Tentative inédite pour cette
anthologie d’été. Poezibao se propose
de suivre pendant quelque temps, pour le choix des textes, le fil d’une lecture
en cours, celle du livre de Jean-Claude Mathieu, Écrire, inscrire, sous titre ″Images d’inscriptions, mirages
d’écriture″ (éditions José Corti 2010). Jean-Claude Mathieu, sur la trace des
« inscriptions » cite d’innombrables poètes. Poezibao reprendra certaines de ces citations et tentera de les
compléter, chaque fois que possible, par un autre texte du même auteur.

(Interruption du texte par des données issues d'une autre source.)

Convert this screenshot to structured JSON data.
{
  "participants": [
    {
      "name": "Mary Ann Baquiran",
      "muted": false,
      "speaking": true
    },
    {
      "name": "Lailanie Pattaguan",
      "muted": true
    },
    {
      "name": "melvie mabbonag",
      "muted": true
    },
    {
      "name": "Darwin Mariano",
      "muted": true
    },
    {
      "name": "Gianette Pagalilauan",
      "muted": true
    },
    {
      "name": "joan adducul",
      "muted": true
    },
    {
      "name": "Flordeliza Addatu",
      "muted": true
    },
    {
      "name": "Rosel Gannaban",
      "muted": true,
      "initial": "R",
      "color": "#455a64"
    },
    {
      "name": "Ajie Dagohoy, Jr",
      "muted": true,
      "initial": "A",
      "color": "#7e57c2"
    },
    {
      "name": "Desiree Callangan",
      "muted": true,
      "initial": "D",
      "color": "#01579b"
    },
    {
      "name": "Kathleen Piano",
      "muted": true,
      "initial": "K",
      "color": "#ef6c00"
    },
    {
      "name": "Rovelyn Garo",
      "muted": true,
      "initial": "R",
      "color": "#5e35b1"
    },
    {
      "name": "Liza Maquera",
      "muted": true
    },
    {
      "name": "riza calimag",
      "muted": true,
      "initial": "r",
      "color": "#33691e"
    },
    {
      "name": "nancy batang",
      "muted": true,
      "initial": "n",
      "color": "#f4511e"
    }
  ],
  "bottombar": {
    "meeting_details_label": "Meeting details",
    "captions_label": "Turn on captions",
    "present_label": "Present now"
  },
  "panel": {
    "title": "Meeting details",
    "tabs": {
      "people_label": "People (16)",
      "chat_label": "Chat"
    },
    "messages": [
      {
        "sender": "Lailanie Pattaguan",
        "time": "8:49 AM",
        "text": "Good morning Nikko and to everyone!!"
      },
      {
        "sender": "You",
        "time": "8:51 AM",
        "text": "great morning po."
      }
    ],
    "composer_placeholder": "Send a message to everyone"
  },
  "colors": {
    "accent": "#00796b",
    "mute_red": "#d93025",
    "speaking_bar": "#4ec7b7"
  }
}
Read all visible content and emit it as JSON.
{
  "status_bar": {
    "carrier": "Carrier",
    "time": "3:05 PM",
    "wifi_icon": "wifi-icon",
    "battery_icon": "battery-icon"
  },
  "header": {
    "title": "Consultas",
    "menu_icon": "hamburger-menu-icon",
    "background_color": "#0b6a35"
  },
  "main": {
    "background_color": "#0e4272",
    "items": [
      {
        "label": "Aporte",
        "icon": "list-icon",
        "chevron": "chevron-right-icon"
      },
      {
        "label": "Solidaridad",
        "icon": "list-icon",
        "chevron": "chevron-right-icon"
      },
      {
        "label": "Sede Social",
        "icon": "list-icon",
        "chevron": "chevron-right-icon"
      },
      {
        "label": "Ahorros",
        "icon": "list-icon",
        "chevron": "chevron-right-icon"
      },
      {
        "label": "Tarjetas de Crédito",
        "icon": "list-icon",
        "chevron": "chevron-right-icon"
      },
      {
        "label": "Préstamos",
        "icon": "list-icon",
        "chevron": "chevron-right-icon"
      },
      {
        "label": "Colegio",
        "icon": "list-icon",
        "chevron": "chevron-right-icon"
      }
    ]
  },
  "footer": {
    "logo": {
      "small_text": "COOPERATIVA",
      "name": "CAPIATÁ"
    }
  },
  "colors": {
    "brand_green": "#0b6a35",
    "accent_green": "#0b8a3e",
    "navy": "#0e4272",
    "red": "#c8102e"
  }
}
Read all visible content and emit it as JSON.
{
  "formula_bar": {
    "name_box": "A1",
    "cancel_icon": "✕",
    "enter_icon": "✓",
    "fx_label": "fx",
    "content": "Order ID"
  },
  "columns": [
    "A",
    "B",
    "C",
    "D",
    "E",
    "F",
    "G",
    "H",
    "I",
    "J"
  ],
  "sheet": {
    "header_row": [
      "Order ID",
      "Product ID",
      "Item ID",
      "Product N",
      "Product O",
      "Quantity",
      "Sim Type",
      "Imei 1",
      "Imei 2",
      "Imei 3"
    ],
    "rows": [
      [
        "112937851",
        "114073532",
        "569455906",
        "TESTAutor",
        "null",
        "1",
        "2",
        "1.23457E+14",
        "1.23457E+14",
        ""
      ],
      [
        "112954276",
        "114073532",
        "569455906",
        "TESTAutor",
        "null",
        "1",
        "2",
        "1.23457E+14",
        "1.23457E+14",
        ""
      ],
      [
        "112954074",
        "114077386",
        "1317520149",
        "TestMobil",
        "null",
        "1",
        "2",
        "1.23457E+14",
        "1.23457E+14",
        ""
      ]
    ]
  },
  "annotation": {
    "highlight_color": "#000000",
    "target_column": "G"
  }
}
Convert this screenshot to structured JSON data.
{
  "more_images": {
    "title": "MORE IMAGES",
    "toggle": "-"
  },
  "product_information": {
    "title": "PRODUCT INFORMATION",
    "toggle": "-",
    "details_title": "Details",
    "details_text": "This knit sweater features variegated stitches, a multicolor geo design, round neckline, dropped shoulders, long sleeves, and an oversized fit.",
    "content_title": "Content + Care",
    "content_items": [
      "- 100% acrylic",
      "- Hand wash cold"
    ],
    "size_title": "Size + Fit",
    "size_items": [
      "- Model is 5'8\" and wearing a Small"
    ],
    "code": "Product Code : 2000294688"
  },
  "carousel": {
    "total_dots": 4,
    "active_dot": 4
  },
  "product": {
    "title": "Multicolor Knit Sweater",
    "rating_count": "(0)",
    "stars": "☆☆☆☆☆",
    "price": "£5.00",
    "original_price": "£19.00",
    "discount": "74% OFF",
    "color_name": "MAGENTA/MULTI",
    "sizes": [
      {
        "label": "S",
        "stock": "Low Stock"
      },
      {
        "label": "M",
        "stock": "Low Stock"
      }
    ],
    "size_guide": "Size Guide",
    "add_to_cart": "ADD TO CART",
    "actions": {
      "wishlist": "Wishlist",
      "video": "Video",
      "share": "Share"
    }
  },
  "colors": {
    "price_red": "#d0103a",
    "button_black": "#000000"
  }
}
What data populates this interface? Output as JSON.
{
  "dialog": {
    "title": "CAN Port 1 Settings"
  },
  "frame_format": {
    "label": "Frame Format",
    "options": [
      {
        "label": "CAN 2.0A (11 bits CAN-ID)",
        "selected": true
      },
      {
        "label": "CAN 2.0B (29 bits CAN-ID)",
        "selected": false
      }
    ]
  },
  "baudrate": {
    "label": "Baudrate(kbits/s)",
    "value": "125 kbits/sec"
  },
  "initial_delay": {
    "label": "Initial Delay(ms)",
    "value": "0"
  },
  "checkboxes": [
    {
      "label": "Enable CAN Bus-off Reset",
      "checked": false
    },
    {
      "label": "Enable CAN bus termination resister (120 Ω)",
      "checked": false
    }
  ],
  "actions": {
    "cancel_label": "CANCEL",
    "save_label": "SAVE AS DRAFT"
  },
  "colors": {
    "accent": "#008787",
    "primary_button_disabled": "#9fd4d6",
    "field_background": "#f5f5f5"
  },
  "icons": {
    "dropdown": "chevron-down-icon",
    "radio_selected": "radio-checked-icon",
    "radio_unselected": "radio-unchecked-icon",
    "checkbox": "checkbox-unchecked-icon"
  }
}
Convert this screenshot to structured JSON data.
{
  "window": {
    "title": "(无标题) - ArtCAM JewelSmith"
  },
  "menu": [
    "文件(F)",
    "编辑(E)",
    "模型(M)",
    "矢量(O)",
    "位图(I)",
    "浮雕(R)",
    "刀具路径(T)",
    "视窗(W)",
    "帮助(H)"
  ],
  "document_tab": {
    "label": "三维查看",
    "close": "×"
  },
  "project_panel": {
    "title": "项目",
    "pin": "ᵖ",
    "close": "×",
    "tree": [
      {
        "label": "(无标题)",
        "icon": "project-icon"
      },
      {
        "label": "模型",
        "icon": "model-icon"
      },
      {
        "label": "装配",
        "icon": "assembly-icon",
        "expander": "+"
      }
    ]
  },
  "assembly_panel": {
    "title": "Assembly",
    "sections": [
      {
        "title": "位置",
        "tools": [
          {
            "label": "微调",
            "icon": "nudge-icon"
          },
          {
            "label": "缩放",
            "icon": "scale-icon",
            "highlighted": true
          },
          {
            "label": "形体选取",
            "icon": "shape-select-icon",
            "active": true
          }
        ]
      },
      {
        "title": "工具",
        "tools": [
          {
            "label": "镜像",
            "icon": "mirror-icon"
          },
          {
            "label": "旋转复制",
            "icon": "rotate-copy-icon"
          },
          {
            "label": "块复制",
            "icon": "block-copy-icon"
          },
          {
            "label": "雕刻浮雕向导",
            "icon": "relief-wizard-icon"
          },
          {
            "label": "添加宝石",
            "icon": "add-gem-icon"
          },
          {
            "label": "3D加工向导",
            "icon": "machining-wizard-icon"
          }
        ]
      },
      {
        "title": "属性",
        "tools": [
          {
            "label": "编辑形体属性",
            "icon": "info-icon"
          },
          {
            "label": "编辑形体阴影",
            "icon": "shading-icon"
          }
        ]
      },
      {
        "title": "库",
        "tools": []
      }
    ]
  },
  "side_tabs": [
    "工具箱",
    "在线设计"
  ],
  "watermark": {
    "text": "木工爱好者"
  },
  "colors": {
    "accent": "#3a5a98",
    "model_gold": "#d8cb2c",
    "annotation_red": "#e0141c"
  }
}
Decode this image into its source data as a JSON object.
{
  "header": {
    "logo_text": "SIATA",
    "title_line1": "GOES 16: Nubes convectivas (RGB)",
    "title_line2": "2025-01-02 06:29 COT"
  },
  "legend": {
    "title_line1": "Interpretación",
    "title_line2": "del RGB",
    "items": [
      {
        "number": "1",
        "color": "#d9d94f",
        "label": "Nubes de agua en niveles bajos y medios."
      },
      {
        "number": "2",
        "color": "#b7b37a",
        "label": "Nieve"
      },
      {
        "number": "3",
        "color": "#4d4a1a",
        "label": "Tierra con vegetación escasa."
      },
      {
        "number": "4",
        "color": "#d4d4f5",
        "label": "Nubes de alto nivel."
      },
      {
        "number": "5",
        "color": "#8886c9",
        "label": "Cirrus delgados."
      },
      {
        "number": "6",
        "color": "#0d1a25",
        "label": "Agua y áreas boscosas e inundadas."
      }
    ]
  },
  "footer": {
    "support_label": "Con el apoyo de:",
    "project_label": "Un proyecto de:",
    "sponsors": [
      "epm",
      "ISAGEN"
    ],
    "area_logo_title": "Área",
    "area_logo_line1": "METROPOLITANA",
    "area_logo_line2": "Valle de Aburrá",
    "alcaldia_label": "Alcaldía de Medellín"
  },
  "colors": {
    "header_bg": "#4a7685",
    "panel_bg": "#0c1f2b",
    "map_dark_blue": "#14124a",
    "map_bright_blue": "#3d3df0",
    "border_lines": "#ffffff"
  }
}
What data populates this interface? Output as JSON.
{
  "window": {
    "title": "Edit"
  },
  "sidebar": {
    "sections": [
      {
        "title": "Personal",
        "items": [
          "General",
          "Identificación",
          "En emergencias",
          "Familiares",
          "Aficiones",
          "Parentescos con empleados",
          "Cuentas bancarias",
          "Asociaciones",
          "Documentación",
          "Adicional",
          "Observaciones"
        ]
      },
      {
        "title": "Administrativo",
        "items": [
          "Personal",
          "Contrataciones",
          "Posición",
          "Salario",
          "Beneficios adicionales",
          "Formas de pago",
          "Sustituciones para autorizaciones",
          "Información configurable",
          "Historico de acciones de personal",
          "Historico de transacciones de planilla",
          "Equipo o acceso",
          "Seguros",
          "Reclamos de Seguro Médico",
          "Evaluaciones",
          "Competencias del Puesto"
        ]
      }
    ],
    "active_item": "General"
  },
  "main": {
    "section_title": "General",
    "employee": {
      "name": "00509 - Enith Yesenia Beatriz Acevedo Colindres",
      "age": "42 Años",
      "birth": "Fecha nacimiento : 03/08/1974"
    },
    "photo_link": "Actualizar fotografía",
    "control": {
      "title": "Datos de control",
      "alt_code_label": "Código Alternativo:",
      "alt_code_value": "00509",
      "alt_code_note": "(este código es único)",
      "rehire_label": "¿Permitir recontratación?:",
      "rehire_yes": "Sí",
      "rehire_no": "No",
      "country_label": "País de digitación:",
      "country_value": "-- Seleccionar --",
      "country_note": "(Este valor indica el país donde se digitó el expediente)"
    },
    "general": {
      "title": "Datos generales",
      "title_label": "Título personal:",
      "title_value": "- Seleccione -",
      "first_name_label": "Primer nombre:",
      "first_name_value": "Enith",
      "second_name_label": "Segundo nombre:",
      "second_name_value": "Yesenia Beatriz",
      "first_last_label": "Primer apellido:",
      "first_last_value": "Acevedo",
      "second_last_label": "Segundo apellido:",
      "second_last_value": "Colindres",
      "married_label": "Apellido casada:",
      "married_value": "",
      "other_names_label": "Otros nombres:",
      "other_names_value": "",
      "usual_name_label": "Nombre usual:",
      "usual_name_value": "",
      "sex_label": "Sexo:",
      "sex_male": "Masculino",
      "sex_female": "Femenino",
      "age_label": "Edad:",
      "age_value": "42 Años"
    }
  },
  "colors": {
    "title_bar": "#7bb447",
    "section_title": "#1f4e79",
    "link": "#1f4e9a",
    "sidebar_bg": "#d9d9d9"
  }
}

•La citation d’ Écrire Inscrire
NDLR : entre crochets, éléments non
cités par J.-C. Mathieu
« Juarroz est fasciné par la
gravité des majuscules, dont la solitude répond à la sienne, avec la terreur de
rester cloué, muet, devant celles du nom de Dieu :
[28]
« L’homme épelle sa fatigue
Épelle et découvre soudain
découvre d’étranges majuscules,
inespérément seules,
inespérément hautes.
Qui pèsent plus sur la langue.
Pèsent plus mais échappent
plus vite et c’est à peine
s’il peut les prononcer
[Son cœur se rassemble sur les chemins
où la mort éclate]
Et il découvre, tandis qu’il continue d’épeler,
de plus en plus d’étranges majuscules
Et une grande peur l’étreint :
se trouver devant un mot
fait seulement de majuscules
et ne pouvoir le prononcer »
Roberto Juarroz, Poésie Verticale,
[traduction de Roger Munier], Fayard, 1989, p. 23, cité par J.-C. Mathieu, Écrire, inscrire, José Corti, 2010, p.
35
•Un autre texte de Roberto Juarroz
127
Arrive un jour
où la main perçoit les limites de la page
et sent que les ombres des lettres qu’elle écrit
s’échappent du papier
Derrière ces ombres,
elle se met alors à écrire sur les corps dispersés par le monde,
sur un bras tendu,
sur un verre vide,
sur les restes de quelque chose.
Mais vient un autre jour
où la main sent que chaque corps
furtivement et précocement dévore
l’obscur aliment des signes.
Le moment est venu pour elle
d’écrire dans l’air,
de se conformer presque à son geste.
Mais l’air aussi est indispensable
et ses limites obliquement étroites.
La main décide alors son dernier changement
et se met humblement
à écrire sur elle-même
Robert Juarroz, Poésie verticale, traduction
Roger Munier, Points/poésie, 2006, p. 91.